Rufus Wainwright chante Judy Garland à l'Olympia 20.02.2007

OLYMPIA AFFICHE

 

Photos Lopoz – Montage Suzy

« Et je fondais […] dans un cercle démonique ! »

C’est ainsi que Rufus Wainwright, mimant la scène, raconte comment il jouait à être la sorcière du magicien d’Oz les jours où, enfant, il était de mauvaise humeur; « lorsque j’étais heureux, j’étais Dorothy » ajoute-t’il.

Et j’ai « fondu » moi aussi, est-il vraiment utile de le dire, devant l’éblouissante prestation de celui qui pendant plus de deux heures, m’a embarqué dans un univers qui (n’ayant jamais été celui de Judy Garland pour moi) restera éternellement gravé dans ma mémoire comme étant le sien. Tour à tour cabotin ou grave, dansant, roulant des yeux dans tous les sens ou assis au bord de la scène, Rufus Wainwright a fait le spectacle, assisté d’un orchestre symphonique de quarante personnes.

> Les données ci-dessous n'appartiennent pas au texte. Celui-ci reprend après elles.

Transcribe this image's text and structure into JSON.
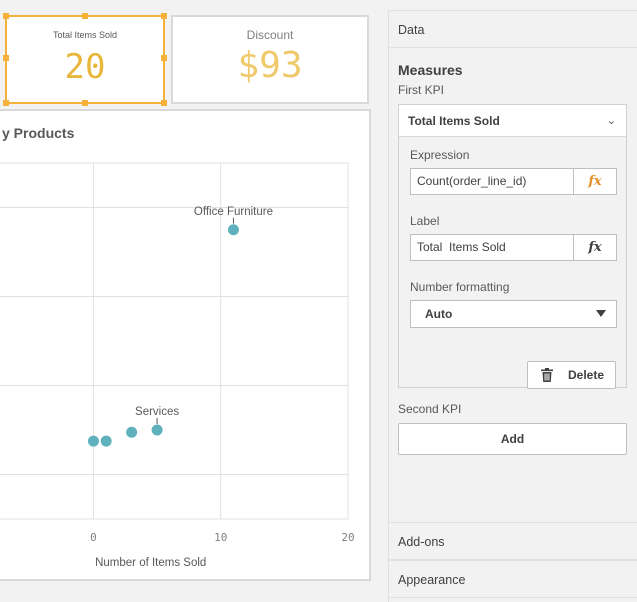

Retour sur ce 20 février 2007 où l’Olympia tout entier (hommes ou femmes) se régale en dévorant sans vergogne cette exquise gourmandise, malgré le dépit évident de l’artiste d’être malade et les multiples trahisons de sa voix qui le désespèrent, allant jusqu’à lui faire dire « mais pourquoi est-ce que je fais ça, qui est responsable de ce fiasco ? (« Why am i doing this ?, who’s the head of this fiasco ? »). Et tandis qu’il répond à sa propre question (« because it’s fun ! »), une voix s’élève du premier rang pour lui crier ce que nous pensons tous : « because we love you ! ».

C’est bien d’amour dont il s’agit de soir là, entre lui et son public. Et il faut être bien insensible – oserai-je dire, imbécile – pour ne pas déceler, sous le masque de l’éternel amuseur, la détresse d’un homme conscient de son incapacité à se donner à cent pour cent. Plus la voix de Rufus se dérobe, plus il tente de se rattraper en faisant le pitre et plus on le sent piégé. A en devenir irrésistible. Car il ne souffre pas seul, c’est tellement palpable. Sa sœur Martha essaiera même de le réconforter en lui disant quelques mots, avant de reprendre « Stormy Weather » d’une éclatante façon, éclipsant de très loin la prestation de Lorna Luft, la propre fille de Judy (que j’ai détesté soit dit en passant). Il n’y a pas l’homme sur scène d’un côté, et le public qui le juge de l’autre non, bien au contraire : tous, nous sommes de son côté ! Qu’il s’agisse de couples homo (nombreux) ou hétéro, de personnes seules, tous sont venus ici jouir du plaisir de voir Rufus Wainwright sur scène. Sauf que ce soir, non content de réaliser un rêve de gosse en reprenant sur scène le mythique spectacle de Judy Garland, Rufus Wainwright se paye le luxe, justement parce qu’il est malade, de n’être pas seulement un amuseur public venu faire le show d’une façon détachée, mais aussi et surtout d’être l’artiste vulnérable et fragile qui sait toucher au coeur.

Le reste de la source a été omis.